People liked Eric Shipton. He made friends easily and kept the ones he made. Although he married only once, many women were drawn to him. Admirer Beatrice Weir was just 17 when she met him at a garden party in India. "Suddenly," she later said, "there appeared this extraordinary brown-faced man, fairly small, with strong legs and a strong body, a shock of hair and slightly weak chin. He had blazing blue eyes everyone used to talk about; he just sat and looked. It was indefinable. I melted like an ice cube."
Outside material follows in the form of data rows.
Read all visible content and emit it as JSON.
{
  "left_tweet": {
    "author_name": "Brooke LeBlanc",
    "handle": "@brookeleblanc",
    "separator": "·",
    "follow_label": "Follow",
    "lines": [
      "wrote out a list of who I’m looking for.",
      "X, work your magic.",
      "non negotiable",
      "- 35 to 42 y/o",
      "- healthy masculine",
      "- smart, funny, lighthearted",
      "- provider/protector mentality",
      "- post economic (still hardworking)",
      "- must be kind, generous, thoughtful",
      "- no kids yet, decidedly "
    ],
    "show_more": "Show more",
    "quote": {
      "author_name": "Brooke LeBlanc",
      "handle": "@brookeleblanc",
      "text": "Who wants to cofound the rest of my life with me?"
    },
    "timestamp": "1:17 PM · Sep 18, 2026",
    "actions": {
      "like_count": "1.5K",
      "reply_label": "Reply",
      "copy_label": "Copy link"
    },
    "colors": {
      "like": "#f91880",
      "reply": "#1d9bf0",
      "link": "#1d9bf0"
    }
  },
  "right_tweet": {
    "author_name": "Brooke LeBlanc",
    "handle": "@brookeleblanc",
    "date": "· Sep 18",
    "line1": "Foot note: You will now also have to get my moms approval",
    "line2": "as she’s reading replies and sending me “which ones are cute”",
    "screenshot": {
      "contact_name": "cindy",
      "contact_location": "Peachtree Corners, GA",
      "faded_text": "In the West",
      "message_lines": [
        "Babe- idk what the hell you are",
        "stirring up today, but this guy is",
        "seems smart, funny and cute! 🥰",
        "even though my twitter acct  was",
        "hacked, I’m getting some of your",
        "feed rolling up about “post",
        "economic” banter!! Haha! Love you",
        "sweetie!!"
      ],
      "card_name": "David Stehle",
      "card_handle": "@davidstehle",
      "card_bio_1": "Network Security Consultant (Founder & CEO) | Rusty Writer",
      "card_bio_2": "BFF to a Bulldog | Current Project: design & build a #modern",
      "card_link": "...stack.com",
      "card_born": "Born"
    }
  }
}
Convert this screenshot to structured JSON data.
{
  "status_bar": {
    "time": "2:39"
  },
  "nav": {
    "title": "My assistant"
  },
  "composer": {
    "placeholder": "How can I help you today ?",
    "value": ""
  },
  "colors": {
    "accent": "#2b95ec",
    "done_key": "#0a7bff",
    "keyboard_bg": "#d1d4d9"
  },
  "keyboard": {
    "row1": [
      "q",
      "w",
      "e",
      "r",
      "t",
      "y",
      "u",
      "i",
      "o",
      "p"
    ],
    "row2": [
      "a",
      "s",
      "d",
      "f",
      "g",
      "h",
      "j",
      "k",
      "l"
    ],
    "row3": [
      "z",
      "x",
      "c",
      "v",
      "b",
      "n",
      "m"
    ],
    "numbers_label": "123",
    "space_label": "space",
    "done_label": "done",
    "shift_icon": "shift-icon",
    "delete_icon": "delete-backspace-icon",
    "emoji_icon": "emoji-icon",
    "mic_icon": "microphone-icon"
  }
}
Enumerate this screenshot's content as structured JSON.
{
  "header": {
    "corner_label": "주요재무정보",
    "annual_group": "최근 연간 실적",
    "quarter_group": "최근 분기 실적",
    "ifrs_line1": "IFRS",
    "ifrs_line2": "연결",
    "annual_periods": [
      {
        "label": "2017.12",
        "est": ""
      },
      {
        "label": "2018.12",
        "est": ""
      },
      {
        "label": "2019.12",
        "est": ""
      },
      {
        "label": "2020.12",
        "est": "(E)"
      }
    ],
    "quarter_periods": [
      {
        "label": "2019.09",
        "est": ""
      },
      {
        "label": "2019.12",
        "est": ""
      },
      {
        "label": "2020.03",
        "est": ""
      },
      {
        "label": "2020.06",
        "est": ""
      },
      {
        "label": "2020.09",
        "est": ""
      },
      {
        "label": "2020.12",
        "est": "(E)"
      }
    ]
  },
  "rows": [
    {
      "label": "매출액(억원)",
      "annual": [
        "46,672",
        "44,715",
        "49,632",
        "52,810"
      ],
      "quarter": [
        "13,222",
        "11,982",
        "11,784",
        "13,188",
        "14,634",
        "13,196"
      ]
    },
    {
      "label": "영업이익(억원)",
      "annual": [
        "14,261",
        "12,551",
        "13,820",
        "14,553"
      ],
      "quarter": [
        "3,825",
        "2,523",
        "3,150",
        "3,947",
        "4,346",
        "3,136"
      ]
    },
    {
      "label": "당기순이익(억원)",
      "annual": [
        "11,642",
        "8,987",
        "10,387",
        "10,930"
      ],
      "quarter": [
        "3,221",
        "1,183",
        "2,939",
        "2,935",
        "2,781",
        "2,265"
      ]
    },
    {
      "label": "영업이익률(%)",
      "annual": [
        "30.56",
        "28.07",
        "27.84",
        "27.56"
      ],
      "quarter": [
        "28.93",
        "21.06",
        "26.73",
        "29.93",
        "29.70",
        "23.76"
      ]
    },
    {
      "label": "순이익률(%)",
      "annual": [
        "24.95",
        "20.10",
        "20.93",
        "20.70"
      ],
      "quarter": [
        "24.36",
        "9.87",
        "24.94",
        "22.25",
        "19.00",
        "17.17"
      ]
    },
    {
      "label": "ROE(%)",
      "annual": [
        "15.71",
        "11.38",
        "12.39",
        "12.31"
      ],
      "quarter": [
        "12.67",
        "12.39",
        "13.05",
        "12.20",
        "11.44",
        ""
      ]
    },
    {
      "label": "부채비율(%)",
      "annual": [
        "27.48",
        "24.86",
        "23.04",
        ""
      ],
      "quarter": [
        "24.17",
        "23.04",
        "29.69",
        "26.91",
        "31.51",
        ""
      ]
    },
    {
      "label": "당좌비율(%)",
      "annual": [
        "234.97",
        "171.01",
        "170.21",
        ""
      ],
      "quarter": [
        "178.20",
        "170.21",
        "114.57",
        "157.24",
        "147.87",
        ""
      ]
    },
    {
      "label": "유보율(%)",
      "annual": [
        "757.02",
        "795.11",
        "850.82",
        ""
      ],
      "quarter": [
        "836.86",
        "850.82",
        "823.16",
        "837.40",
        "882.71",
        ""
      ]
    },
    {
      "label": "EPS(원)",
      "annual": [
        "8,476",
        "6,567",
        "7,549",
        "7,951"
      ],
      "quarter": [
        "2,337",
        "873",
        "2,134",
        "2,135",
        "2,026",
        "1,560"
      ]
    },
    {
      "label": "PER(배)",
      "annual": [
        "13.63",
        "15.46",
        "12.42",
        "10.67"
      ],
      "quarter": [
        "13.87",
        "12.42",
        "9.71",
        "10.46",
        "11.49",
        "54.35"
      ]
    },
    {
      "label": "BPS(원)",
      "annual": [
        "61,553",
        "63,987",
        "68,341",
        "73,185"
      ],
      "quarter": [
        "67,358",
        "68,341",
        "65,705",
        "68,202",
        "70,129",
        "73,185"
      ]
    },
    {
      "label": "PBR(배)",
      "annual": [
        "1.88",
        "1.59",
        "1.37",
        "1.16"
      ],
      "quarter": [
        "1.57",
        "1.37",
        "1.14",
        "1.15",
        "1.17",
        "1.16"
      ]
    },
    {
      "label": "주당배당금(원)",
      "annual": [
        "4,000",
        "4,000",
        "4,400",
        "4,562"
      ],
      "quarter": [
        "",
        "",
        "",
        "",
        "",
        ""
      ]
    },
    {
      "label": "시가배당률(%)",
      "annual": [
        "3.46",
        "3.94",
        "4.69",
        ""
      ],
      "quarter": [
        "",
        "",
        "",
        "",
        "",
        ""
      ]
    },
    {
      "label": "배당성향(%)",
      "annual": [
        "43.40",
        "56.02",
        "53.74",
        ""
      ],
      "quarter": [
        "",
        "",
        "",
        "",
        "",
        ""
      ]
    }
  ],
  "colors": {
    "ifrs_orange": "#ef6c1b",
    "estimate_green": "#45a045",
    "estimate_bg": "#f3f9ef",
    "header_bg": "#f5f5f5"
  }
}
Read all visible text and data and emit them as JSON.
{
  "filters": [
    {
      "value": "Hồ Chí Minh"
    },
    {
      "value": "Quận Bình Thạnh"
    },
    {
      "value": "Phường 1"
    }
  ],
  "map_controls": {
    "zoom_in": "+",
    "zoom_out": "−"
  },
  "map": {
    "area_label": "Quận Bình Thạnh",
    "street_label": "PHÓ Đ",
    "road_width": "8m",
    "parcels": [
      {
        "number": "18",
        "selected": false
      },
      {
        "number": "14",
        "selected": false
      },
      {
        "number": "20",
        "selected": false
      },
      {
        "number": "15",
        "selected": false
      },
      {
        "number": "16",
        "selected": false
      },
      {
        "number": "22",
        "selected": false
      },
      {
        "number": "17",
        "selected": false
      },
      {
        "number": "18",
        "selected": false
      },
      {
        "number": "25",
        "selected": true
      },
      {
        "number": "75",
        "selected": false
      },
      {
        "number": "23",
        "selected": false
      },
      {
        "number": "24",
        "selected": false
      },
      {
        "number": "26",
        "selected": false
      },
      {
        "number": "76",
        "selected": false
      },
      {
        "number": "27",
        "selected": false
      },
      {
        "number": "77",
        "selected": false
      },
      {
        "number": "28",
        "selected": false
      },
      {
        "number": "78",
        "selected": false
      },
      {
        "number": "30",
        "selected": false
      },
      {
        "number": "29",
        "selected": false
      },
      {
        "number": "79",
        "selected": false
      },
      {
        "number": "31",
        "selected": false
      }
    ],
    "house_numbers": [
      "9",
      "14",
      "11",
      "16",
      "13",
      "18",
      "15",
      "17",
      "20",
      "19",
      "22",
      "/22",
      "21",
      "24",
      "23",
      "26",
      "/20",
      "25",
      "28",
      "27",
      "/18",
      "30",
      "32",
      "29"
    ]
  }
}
Yet there was something distant about him, as if he held an important part of himself in reserve, as remote and wild as the mountains he loved so much. His greatest pleasure came from journeys into unknown, unmapped terrain, and he preferred to take the simplest way possible. Dismayed by the massive scale of a typical Everest expedition, he scorned the "small town of tents that sprung up each evening, the noise and racket of each fresh start, the sight of a huge army invading the peaceful valleys."
Instead, Shipton and his climbing partner, Bill Tilman, joked that they could "organise a Himalayan expedition in half an hour on the back of an envelope." Unusual in the 1930s, their no-frills style has since become the standard—lightweight, low impact, self-propelled, culturally sensitive, and motivated by the sheer joy of exploration.
All this was on my mind last May when Mark Newcomb, Nancy Feagin, Sam Lightner, Jr., Gordon Wiltsie, and I arrived in Kashgar, Xinjiang Province, with plans for our adventure—friends on a lighthearted, lightly ladened excursion to the far side of the planet. Our admiration for Shipton, and curiosity about his arch, had brought us together. We tried to imagine Kashgar as he would have seen it in 1940, when he arrived there to assume his post as British consul.
Among Britain's most remote diplomatic posts, Kashgar was Shipton's kind of place. Isolated, difficult to reach, steeped in the romance of Central Asia, the city lies on the edge of the vast Taklimakan Desert in the shadow of the continent's greatest mountain ranges. For some 2,000 years it served as a way station and trading center on the Silk Road. It was also a strategic vantage point for players in the "Great Game"—the political struggle for Asian dominance between Britain and Russia in the late 19th and early 20th centuries. At the junction of shifting empires, the region was controlled by China, but rebellions, civil war, and conquest often tested that control. During Shipton's time there was no telling who might win.
By all accounts Shipton was an effective diplomat. He led excursions into the surrounding country, where he climbed mountains and combined hunting with exploring and even some amateur spying. Every month he sent to India secret reports filled with political analysis and information on rebellions, intrigues, troop movements, and Soviet activities in the region.